One of the quieter players in the development of autonomous technology over the last decade has been Nissan. They originally announced the development of their autonomous technology in 2013, claiming that it would be fully ready to bring to market by 2020.
While Nissan had a more realistic timeline than other companies touting autonomous development, it fell prey to the same failure to realize the actual complications that are inherent in truly autonomous scenarios. A graphic developed by Nissan in 2017 (shown below) shows the naïveté that was rampant during that time period. Nissan imagined that there were four stages to the development of autonomous vehicles— (1) single-lane highway, (2) multi-lane highway, (3) city driving, and then (4) full autonomy.
The problem, as we have noted before, is that this is not a linear development, especially if SAE Level 5 autonomy(handles all driving situations) is the end-goal. City driving is not just a little more complicated than multi-lane highway driving, it’s a whole different job. Many, then, view full autonomy as just polishing off all of the edge cases. But these edge cases can require an entire redesign. What happens for road blockages? What happens in inclement weather? What happens when a sensor is damaged or malfunctions? What happens if a driver is going the wrong way on a one-way street? Each one of these edge cases (including all the ones not stated) is likely as difficult as developing multi-lane highway technology. And all of them are packed in the transition from step 3 to step 4.
The way that successful autonomous services have handled this problem so far is by aiming for SAE Level 4 autonomy instead of Level 5. Level 4 means full autonomy, but only in restricted locations and/or situations. This generally works by a company developing a taxi service, then picking out a location that is “easy enough” for their software to handle, and only operating the service when weather and road conditions can be accounted for. Some (possibly all) services also include remote safety drivers that can take over if the vehicle encounters a situation that it is not programmed for.

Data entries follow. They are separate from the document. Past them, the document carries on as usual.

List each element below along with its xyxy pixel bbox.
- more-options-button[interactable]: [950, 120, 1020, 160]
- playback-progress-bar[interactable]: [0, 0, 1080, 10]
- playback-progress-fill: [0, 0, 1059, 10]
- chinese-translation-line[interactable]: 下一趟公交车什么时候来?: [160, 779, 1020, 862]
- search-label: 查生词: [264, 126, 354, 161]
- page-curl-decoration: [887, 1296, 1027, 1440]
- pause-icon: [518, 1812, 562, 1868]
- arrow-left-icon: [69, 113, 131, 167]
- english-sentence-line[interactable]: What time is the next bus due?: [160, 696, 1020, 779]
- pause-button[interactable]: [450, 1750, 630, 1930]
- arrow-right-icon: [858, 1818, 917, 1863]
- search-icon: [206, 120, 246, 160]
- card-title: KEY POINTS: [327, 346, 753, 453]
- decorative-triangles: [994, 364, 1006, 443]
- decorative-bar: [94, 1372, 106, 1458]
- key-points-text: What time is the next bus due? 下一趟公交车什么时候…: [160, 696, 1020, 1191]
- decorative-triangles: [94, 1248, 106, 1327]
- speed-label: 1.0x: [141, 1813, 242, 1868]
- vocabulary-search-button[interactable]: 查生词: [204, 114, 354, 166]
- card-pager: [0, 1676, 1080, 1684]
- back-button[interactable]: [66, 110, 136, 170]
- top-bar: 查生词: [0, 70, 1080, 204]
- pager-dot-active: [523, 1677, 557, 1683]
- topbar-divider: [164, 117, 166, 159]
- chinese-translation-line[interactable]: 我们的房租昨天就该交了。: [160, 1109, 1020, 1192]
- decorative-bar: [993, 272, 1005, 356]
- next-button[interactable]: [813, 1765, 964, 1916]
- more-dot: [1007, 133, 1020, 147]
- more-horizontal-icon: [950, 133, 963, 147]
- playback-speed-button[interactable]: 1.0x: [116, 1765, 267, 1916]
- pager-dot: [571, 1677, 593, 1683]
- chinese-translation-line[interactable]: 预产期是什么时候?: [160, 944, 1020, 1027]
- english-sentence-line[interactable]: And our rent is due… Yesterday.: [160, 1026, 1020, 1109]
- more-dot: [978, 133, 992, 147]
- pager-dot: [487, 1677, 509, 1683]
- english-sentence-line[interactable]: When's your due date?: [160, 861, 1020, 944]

This appears to be the route that Nissan has taken recently. While they have offered ProPilot to Nissan drivers as a driver assistance program since 2016, in 2017 they also began working on an autonomous taxi service in Japan called Easy Ride with partners DeNA and NTT DoCoMo. Easy Ride started more expansive public field tests of its automated taxi dispatch service in Yokohama on September 21st, according to the company.
Interestingly, the partnership with DoCoMo seems to indicate an interesting design choice. Two years after partnering with DeNA to build the autonomous vehicle, Nissan partnered with DoCoMo to develop I2V, a way to add “smart infrastructure” to existing roads—giving the roads themselves the ability to communicate conditions to the vehicles. Presumably, this technology is part of what enables Easy Ride to work as well as it does. This move to intelligent infrastructure was presaged by technologist William Dembski, who said that autonomous developers facing tough dilemmas on how to get a driverless vehicle will wind up skirting the problem by deciding to “just reconfigure the driving environment so that dicey situations in which human drivers are needed never arise.” In other words, add intelligent infrastructure to assist the driverless vehicles.
But even with the advanced technology and the intelligent infrastructure, the service still faces a lot of limitations. While the service is impressive, the Nissan director of research admits that it has significant limitations with complicated areas. Doi states, “Unfortunately, complicated areas have customers.” Additionally, even the latest promotional videos from Nissan appear to still include a safety driver in the front seat. The website hints that remote safety drivers will be available even into the future, saying, “no driver, but have no fear—24-hour monitoring by our control center.”
So, while gains are impressive, true autonomous technology still has quite a long ways to go.